Ms Mohini Daljeet Singh, Founder-CEO, Max India Foundation, said that women’s health has become totally neglected or has been thrown into a corner in spite of the fact that it is a vital issue. If the women are not well, they will not be able to take care of their family members.

“Women need to be aware of their diet, cleanness, vaccination, sanitation and screening for non-communicable diseases. They are required to be educated about preventive measures. Her self esteem has to be maintained in homes. She should feel herself an integral part of the family which is not happening enough,” said Ms Singh.  

Speaking at an Assocham Women’s Health Conference in New Delhi, Prof DS Rana, Chairman, Assocham Wellness Council and Chairman, Sir Ganga Ram Hospital, Delhi, said that the economy depends on the health of women. He added that women are more prone to diseases like malignancy and carsimona cervices.

“Therefore, there is a lot more to be done for women's healthcare. Even today, in many rural parts of the country girls are denied education. Awareness can tackle this situation,” added Dr Rana.

Ms Subhalakshmi Nandi, Deputy Regional Director-Asia, International Centre for Research on Women, said that one in three women face violence in homes across the world, which badly affects their mental health. They also face a lot of mental health problems in work places. This requires intervention, she said.

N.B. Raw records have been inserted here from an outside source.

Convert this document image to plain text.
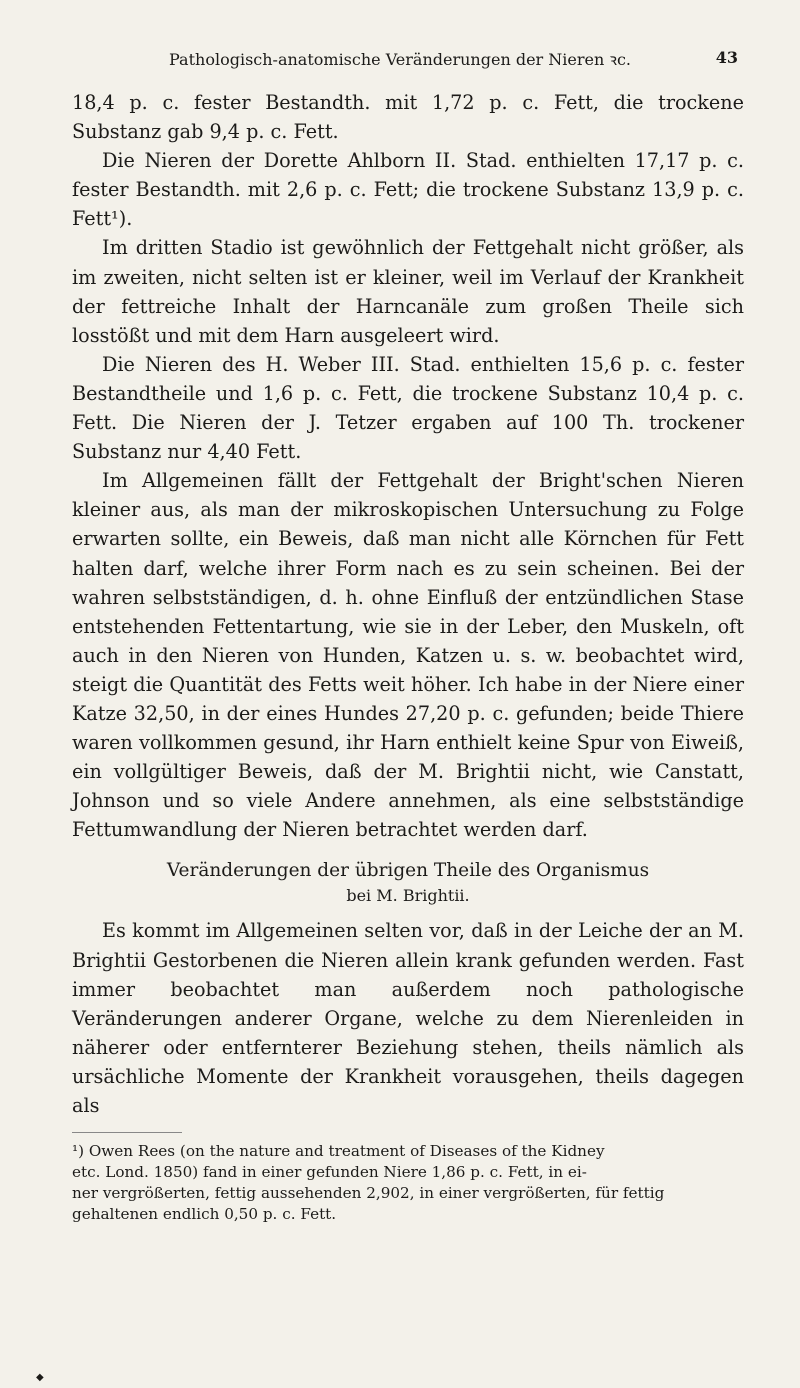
Pathologisch-anatomische Veränderungen der Nieren ꝛc.	43

18,4 p. c. fester Bestandth. mit 1,72 p. c. Fett, die trockene Substanz gab 9,4 p. c. Fett.

Die Nieren der Dorette Ahlborn II. Stad. enthielten 17,17 p. c. fester Bestandth. mit 2,6 p. c. Fett; die trockene Substanz 13,9 p. c. Fett¹).

Im dritten Stadio ist gewöhnlich der Fettgehalt nicht größer, als im zweiten, nicht selten ist er kleiner, weil im Verlauf der Krankheit der fettreiche Inhalt der Harncanäle zum großen Theile sich losstößt und mit dem Harn ausgeleert wird.

Die Nieren des H. Weber III. Stad. enthielten 15,6 p. c. fester Bestandtheile und 1,6 p. c. Fett, die trockene Substanz 10,4 p. c. Fett. Die Nieren der J. Tetzer ergaben auf 100 Th. trockener Substanz nur 4,40 Fett.

Im Allgemeinen fällt der Fettgehalt der Bright'schen Nieren kleiner aus, als man der mikroskopischen Untersuchung zu Folge erwarten sollte, ein Beweis, daß man nicht alle Körnchen für Fett halten darf, welche ihrer Form nach es zu sein scheinen. Bei der wahren selbstständigen, d. h. ohne Einfluß der entzündlichen Stase entstehenden Fettentartung, wie sie in der Leber, den Muskeln, oft auch in den Nieren von Hunden, Katzen u. s. w. beobachtet wird, steigt die Quantität des Fetts weit höher. Ich habe in der Niere einer Katze 32,50, in der eines Hundes 27,20 p. c. gefunden; beide Thiere waren vollkommen gesund, ihr Harn enthielt keine Spur von Eiweiß, ein vollgültiger Beweis, daß der M. Brightii nicht, wie Canstatt, Johnson und so viele Andere annehmen, als eine selbstständige Fettumwandlung der Nieren betrachtet werden darf.

Veränderungen der übrigen Theile des Organismus
bei M. Brightii.

Es kommt im Allgemeinen selten vor, daß in der Leiche der an M. Brightii Gestorbenen die Nieren allein krank gefunden werden. Fast immer beobachtet man außerdem noch pathologische Veränderungen anderer Organe, welche zu dem Nierenleiden in näherer oder entfernterer Beziehung stehen, theils nämlich als ursächliche Momente der Krankheit vorausgehen, theils dagegen als

¹) Owen Rees (on the nature and treatment of Diseases of the Kidney
etc. Lond. 1850) fand in einer gefunden Niere 1,86 p. c. Fett, in ei-
ner vergrößerten, fettig aussehenden 2,902, in einer vergrößerten, für fettig
gehaltenen endlich 0,50 p. c. Fett.
◆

Ms Niira Radia, Promoter and Chairperson, Nayati Healthcare, said that males in rural hinterland require to be sensitive towards women’s health and their value.

Ms Radia said she experienced in her hospital that family members or women themselves do not recognize the importance of a baby girl. When the baby girl is born, her mother says that she is the third baby girl and what would she do with her. Baby girls are given tea instead of milk. This mentality of even the women needs to be changed, said Ms Radia.